The International Federation of the Indo-Israel Chambers of Commerce (IFIICC) is planning to boost India's strong historical ties with the UAE and Israel as it expects knowledge sharing, strategic partnerships and cultural bonds will help establish business relationships among the three countries
The International Federation of the Indo-Israel Chambers of Commerce (IFIICC) is planning to boost India's strong historical ties with the UAE and Israel as it expects knowledge sharing, strategic partnerships and cultural bonds will help establish business relationships among the three countries. The IFIICC was launched in Dubai last month on the back of the Abraham Accords, the recent peace agreement between the UAE and Israel, Gulf News reported.
It aims to promote innovation, commerce, investment and goodwill between the diasporas of India and Israel around the world.

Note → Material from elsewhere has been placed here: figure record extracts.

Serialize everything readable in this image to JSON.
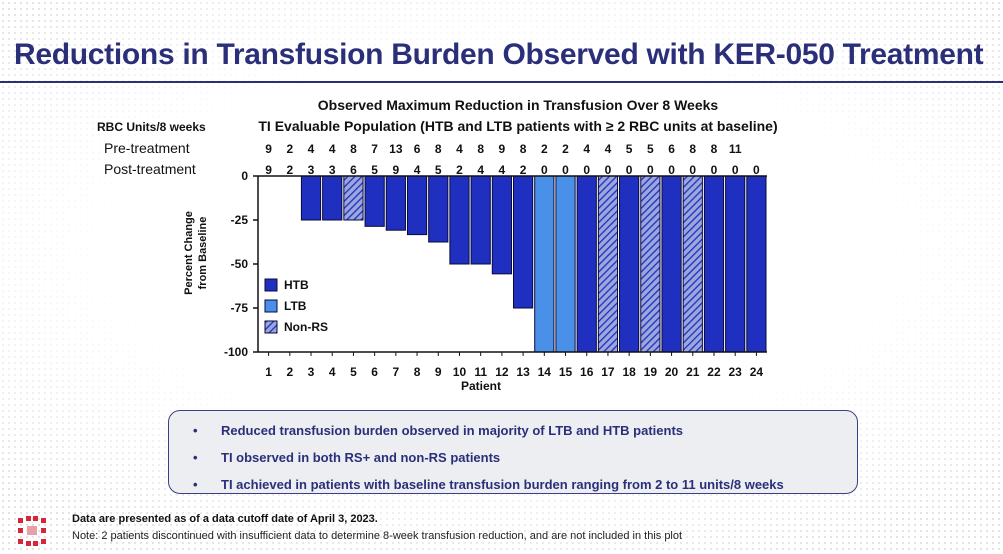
{
  "page": {
    "title": "Reductions in Transfusion Burden Observed with KER-050 Treatment"
  },
  "chart_data": {
    "type": "bar",
    "title": "Observed Maximum Reduction in Transfusion Over 8 Weeks",
    "subtitle": "TI Evaluable Population (HTB and LTB patients with ≥ 2 RBC units at baseline)",
    "row_header": "RBC Units/8 weeks",
    "pre_label": "Pre-treatment",
    "post_label": "Post-treatment",
    "xlabel": "Patient",
    "ylabel_line1": "Percent Change",
    "ylabel_line2": "from Baseline",
    "ylim": [
      -100,
      0
    ],
    "yticks": [
      "0",
      "-25",
      "-50",
      "-75",
      "-100"
    ],
    "categories": [
      "1",
      "2",
      "3",
      "4",
      "5",
      "6",
      "7",
      "8",
      "9",
      "10",
      "11",
      "12",
      "13",
      "14",
      "15",
      "16",
      "17",
      "18",
      "19",
      "20",
      "21",
      "22",
      "23",
      "24"
    ],
    "pre_treatment": [
      "9",
      "2",
      "4",
      "4",
      "8",
      "7",
      "13",
      "6",
      "8",
      "4",
      "8",
      "9",
      "8",
      "2",
      "2",
      "4",
      "4",
      "5",
      "5",
      "6",
      "8",
      "8",
      "11",
      ""
    ],
    "post_treatment": [
      "9",
      "2",
      "3",
      "3",
      "6",
      "5",
      "9",
      "4",
      "5",
      "2",
      "4",
      "4",
      "2",
      "0",
      "0",
      "0",
      "0",
      "0",
      "0",
      "0",
      "0",
      "0",
      "0",
      "0"
    ],
    "values": [
      0,
      0,
      -25,
      -25,
      -25,
      -28.6,
      -30.8,
      -33.3,
      -37.5,
      -50,
      -50,
      -55.6,
      -75,
      -100,
      -100,
      -100,
      -100,
      -100,
      -100,
      -100,
      -100,
      -100,
      -100,
      -100
    ],
    "groups": [
      "HTB",
      "HTB",
      "HTB",
      "HTB",
      "Non-RS",
      "HTB",
      "HTB",
      "HTB",
      "HTB",
      "HTB",
      "HTB",
      "HTB",
      "HTB",
      "LTB",
      "LTB",
      "HTB",
      "Non-RS",
      "HTB",
      "Non-RS",
      "HTB",
      "Non-RS",
      "HTB",
      "HTB",
      "HTB"
    ],
    "legend": [
      {
        "key": "HTB",
        "label": "HTB"
      },
      {
        "key": "LTB",
        "label": "LTB"
      },
      {
        "key": "Non-RS",
        "label": "Non-RS"
      }
    ],
    "colors": {
      "HTB": "#1f2fbf",
      "LTB": "#4a90e8",
      "hatch_bg": "#9aa6dc",
      "hatch_line": "#1f2fbf"
    }
  },
  "bullets": [
    "Reduced transfusion burden observed in majority of LTB and HTB patients",
    "TI observed in both RS+ and non-RS patients",
    "TI achieved in patients with baseline transfusion burden ranging from 2 to 11 units/8 weeks"
  ],
  "footer": {
    "note1": "Data are presented as of a data cutoff date of April 3, 2023.",
    "note2": "Note: 2 patients discontinued with insufficient data to determine 8-week transfusion reduction, and are not included in this plot"
  }
}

The UAE, which is home to an estimated three million Indian expatriates, is a great place to begin with, says Merzi Sodawaterwala, Chairman of IFIICC.

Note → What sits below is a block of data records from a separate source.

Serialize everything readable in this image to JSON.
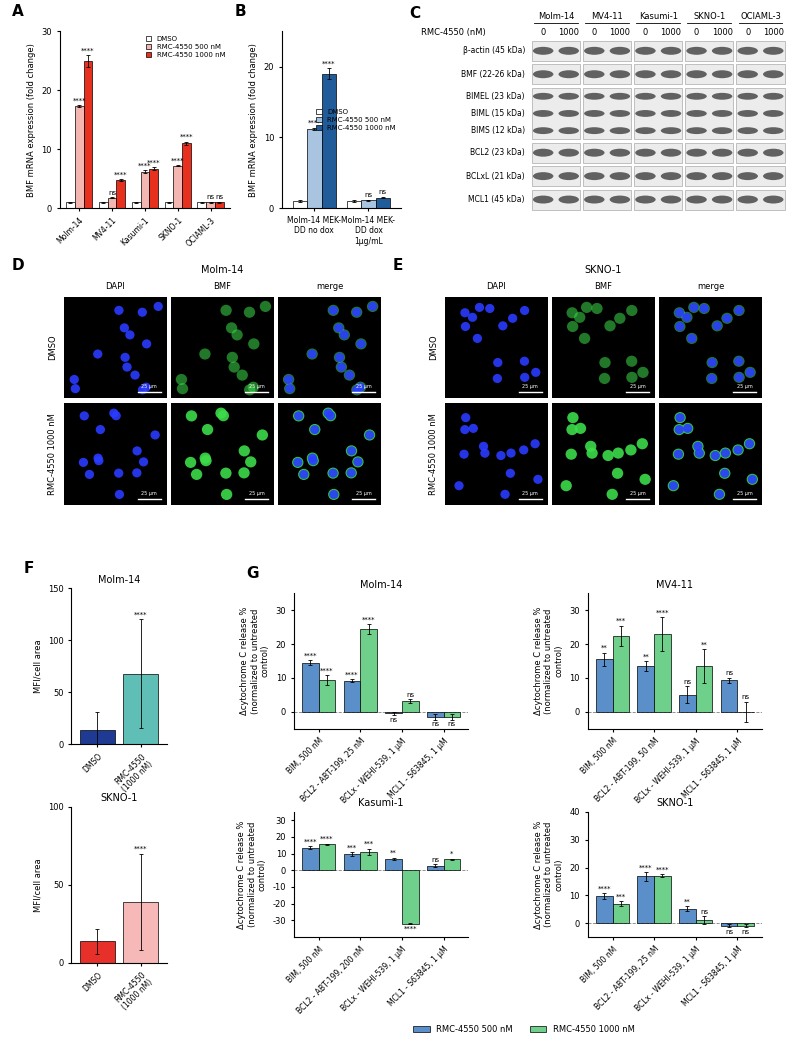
{
  "chart_data": [
    {
      "panel": "A",
      "type": "bar",
      "ylabel": "BMF mRNA expression (fold change)",
      "categories": [
        "Molm-14",
        "MV4-11",
        "Kasumi-1",
        "SKNO-1",
        "OCIAML-3"
      ],
      "series": [
        {
          "name": "DMSO",
          "color": "#ffffff",
          "values": [
            1,
            1,
            1,
            1,
            1
          ],
          "errors": [
            0.1,
            0.1,
            0.1,
            0.1,
            0.1
          ],
          "significance": [
            null,
            null,
            null,
            null,
            null
          ]
        },
        {
          "name": "RMC-4550 500 nM",
          "color": "#f4b6b0",
          "values": [
            17.3,
            1.8,
            6.2,
            7.2,
            1.0
          ],
          "errors": [
            0.2,
            0.1,
            0.2,
            0.1,
            0.1
          ],
          "significance": [
            "****",
            "ns",
            "****",
            "****",
            "ns"
          ]
        },
        {
          "name": "RMC-4550 1000 nM",
          "color": "#e8301f",
          "values": [
            25,
            4.8,
            6.7,
            11,
            1.0
          ],
          "errors": [
            1.0,
            0.2,
            0.2,
            0.3,
            0.1
          ],
          "significance": [
            "****",
            "****",
            "****",
            "****",
            "ns"
          ]
        }
      ],
      "ylim": [
        0,
        30
      ],
      "yticks": [
        0,
        10,
        20,
        30
      ],
      "legend": "upper right"
    },
    {
      "panel": "B",
      "type": "bar",
      "ylabel": "BMF mRNA expression (fold change)",
      "categories": [
        "Molm-14 MEK-DD no dox",
        "Molm-14 MEK-DD dox 1μg/mL"
      ],
      "series": [
        {
          "name": "DMSO",
          "color": "#ffffff",
          "values": [
            1,
            1
          ],
          "errors": [
            0.1,
            0.1
          ],
          "significance": [
            null,
            null
          ]
        },
        {
          "name": "RMC-4550 500 nM",
          "color": "#a9c4e0",
          "values": [
            11.2,
            1.1
          ],
          "errors": [
            0.2,
            0.1
          ],
          "significance": [
            "****",
            "ns"
          ]
        },
        {
          "name": "RMC-4550 1000 nM",
          "color": "#1f5c99",
          "values": [
            19,
            1.5
          ],
          "errors": [
            0.8,
            0.1
          ],
          "significance": [
            "****",
            "ns"
          ]
        }
      ],
      "ylim": [
        0,
        25
      ],
      "yticks": [
        0,
        10,
        20
      ],
      "legend": "center right"
    },
    {
      "panel": "F",
      "type": "bar",
      "title": "Molm-14",
      "ylabel": "MFI/cell area",
      "categories": [
        "DMSO",
        "RMC-4550 (1000 nM)"
      ],
      "values": [
        14,
        68
      ],
      "errors": [
        17,
        52
      ],
      "colors": [
        "#1f3a93",
        "#5fbfb7"
      ],
      "significance": [
        null,
        "****"
      ],
      "ylim": [
        0,
        150
      ],
      "yticks": [
        0,
        50,
        100,
        150
      ]
    },
    {
      "type": "bar",
      "title": "SKNO-1",
      "ylabel": "MFI/cell area",
      "categories": [
        "DMSO",
        "RMC-4550 (1000 nM)"
      ],
      "values": [
        14,
        39
      ],
      "errors": [
        8,
        31
      ],
      "colors": [
        "#e8302a",
        "#f7b8b8"
      ],
      "significance": [
        null,
        "****"
      ],
      "ylim": [
        0,
        100
      ],
      "yticks": [
        0,
        50,
        100
      ]
    },
    {
      "panel": "G",
      "type": "bar",
      "title": "Molm-14",
      "ylabel": "Δcytochrome C release % (normalized to untreated control)",
      "categories": [
        "BIM, 500 nM",
        "BCL2 - ABT-199, 25 nM",
        "BCLx - WEHI-539, 1 µM",
        "MCL1 - S63845, 1 µM"
      ],
      "series": [
        {
          "name": "RMC-4550 500 nM",
          "color": "#5b8fc9",
          "values": [
            14.5,
            9.2,
            -0.5,
            -1.5
          ],
          "errors": [
            0.8,
            0.5,
            0.5,
            0.8
          ],
          "significance": [
            "****",
            "****",
            "ns",
            "ns"
          ]
        },
        {
          "name": "RMC-4550 1000 nM",
          "color": "#6fd08c",
          "values": [
            9.3,
            24.5,
            3.2,
            -1.5
          ],
          "errors": [
            1.5,
            1.5,
            0.5,
            0.8
          ],
          "significance": [
            "****",
            "****",
            "ns",
            "ns"
          ]
        }
      ],
      "ylim": [
        -5,
        35
      ],
      "yticks": [
        0,
        10,
        20,
        30
      ]
    },
    {
      "type": "bar",
      "title": "MV4-11",
      "ylabel": "Δcytochrome C release % (normalized to untreated control)",
      "categories": [
        "BIM, 500 nM",
        "BCL2 - ABT-199, 50 nM",
        "BCLx - WEHI-539, 1 µM",
        "MCL1 - S63845, 1 µM"
      ],
      "series": [
        {
          "name": "RMC-4550 500 nM",
          "color": "#5b8fc9",
          "values": [
            15.5,
            13.5,
            5,
            9.3
          ],
          "errors": [
            2,
            1.5,
            2.5,
            0.8
          ],
          "significance": [
            "**",
            "**",
            "ns",
            "ns"
          ]
        },
        {
          "name": "RMC-4550 1000 nM",
          "color": "#6fd08c",
          "values": [
            22.5,
            23,
            13.5,
            0
          ],
          "errors": [
            3,
            5,
            5,
            3
          ],
          "significance": [
            "***",
            "****",
            "**",
            "ns"
          ]
        }
      ],
      "ylim": [
        -5,
        35
      ],
      "yticks": [
        0,
        10,
        20,
        30
      ]
    },
    {
      "type": "bar",
      "title": "Kasumi-1",
      "ylabel": "Δcytochrome C release % (normalized to untreated control)",
      "categories": [
        "BIM, 500 nM",
        "BCL2 - ABT-199, 200 nM",
        "BCLx - WEHI-539, 1 µM",
        "MCL1 - S63845, 1 µM"
      ],
      "series": [
        {
          "name": "RMC-4550 500 nM",
          "color": "#5b8fc9",
          "values": [
            13.5,
            9.8,
            6.8,
            2.8
          ],
          "errors": [
            1,
            1,
            0.8,
            0.8
          ],
          "significance": [
            "****",
            "***",
            "**",
            "ns"
          ]
        },
        {
          "name": "RMC-4550 1000 nM",
          "color": "#6fd08c",
          "values": [
            15.5,
            11,
            -32,
            6.5
          ],
          "errors": [
            0.5,
            2,
            0.5,
            0.5
          ],
          "significance": [
            "****",
            "***",
            "****",
            "*"
          ]
        }
      ],
      "ylim": [
        -40,
        35
      ],
      "yticks": [
        -30,
        -20,
        -10,
        0,
        10,
        20,
        30
      ]
    },
    {
      "type": "bar",
      "title": "SKNO-1",
      "ylabel": "Δcytochrome C release % (normalized to untreated control)",
      "categories": [
        "BIM, 500 nM",
        "BCL2 - ABT-199, 25 nM",
        "BCLx - WEHI-539, 1 µM",
        "MCL1 - S63845, 1 µM"
      ],
      "series": [
        {
          "name": "RMC-4550 500 nM",
          "color": "#5b8fc9",
          "values": [
            9.8,
            16.8,
            5.2,
            -1
          ],
          "errors": [
            1,
            1.5,
            1,
            0.5
          ],
          "significance": [
            "****",
            "****",
            "**",
            "ns"
          ]
        },
        {
          "name": "RMC-4550 1000 nM",
          "color": "#6fd08c",
          "values": [
            7,
            17,
            1,
            -1
          ],
          "errors": [
            1,
            0.5,
            1.5,
            0.5
          ],
          "significance": [
            "***",
            "****",
            "ns",
            "ns"
          ]
        }
      ],
      "ylim": [
        -5,
        40
      ],
      "yticks": [
        0,
        10,
        20,
        30,
        40
      ],
      "legend": "lower center"
    }
  ],
  "blot": {
    "panel": "C",
    "title": "RMC-4550 (nM)",
    "cell_lines": [
      {
        "name": "Molm-14",
        "doses": [
          0,
          1000
        ]
      },
      {
        "name": "MV4-11",
        "doses": [
          0,
          1000
        ]
      },
      {
        "name": "Kasumi-1",
        "doses": [
          0,
          1000
        ]
      },
      {
        "name": "SKNO-1",
        "doses": [
          0,
          1000
        ]
      },
      {
        "name": "OCIAML-3",
        "doses": [
          0,
          1000
        ]
      }
    ],
    "bands": [
      [
        "β-actin (45 kDa)"
      ],
      [
        "BMF (22-26 kDa)"
      ],
      [
        "BIMEL (23 kDa)",
        "BIML (15 kDa)",
        "BIMS (12 kDa)"
      ],
      [
        "BCL2 (23 kDa)"
      ],
      [
        "BCLxL (21 kDa)"
      ],
      [
        "MCL1 (45 kDa)"
      ]
    ]
  },
  "micrographs": [
    {
      "panel": "D",
      "title": "Molm-14",
      "channels": [
        "DAPI",
        "BMF",
        "merge"
      ],
      "conditions": [
        "DMSO",
        "RMC-4550 1000 nM"
      ],
      "scale_bar": "25 μm"
    },
    {
      "panel": "E",
      "title": "SKNO-1",
      "channels": [
        "DAPI",
        "BMF",
        "merge"
      ],
      "conditions": [
        "DMSO",
        "RMC-4550 1000 nM"
      ],
      "scale_bar": "25 μm"
    }
  ]
}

"Given the fact that India and the emirates have had centuries of trade, while India and Israel have had a 28-year history, this gives India a very strong basis to leverage a trilateral relationship," he says.
"The UAE's business-friendly regulatory framework, the enterprising Indian diaspora and Israel's innovative start-up culture can jump-start a model of business creation that can benefit the world."
Areas of collaboration among the three countries include scientific research, IT, agritech and food security, healthcare, medtech and sustainability.
Kenneth D'Costa, Managing Director at Barakat, a key player in the UAE's $40 billion (Dh147 billion) F&B market, believes there is a significant trade opportunity in the areas of food and agriculture.
"The key business sectors identified by us are alternative dairy and proteins, organic fruits and vegetables and food waste management," he says.
"We are in discussion with about 8-10 growers and food companies from different regions of Israel."
Sodawaterwala wants to leverage the heft and influence of the Indian diaspora to scale innovative Israeli businesses, particularly start-ups and SMEs.
India has the largest diaspora in the world with 32 million non-resident Indians (NRIs) and people of Indian origin (PIOs), according to the country's Ministry of External Affairs.
"Israeli founders have historically lacked the opportunity for market exits. Through this platform, Indian businesses can help commercialise Israeli technologies and grow them to the stage of a unicorn," Sodawaterwala says.
Israel was placed sixth on the Bloomberg Innovation Index in 2020. Edly Dollar, Founder of the Israeli impact fund Copia Agro & Food, is now looking for joint ventures with Indian entrepreneurs that monetise scientific innovations from research institutes both in Israel and India.
"Such technological breakthroughs may be developed at labs in our two countries and applied globally, after field tests in pertinent locations. This is a reality in which joint ventures with the UAE can be constructed," he said.
"I foresee an enormous potential herein, for the benefit of humanity."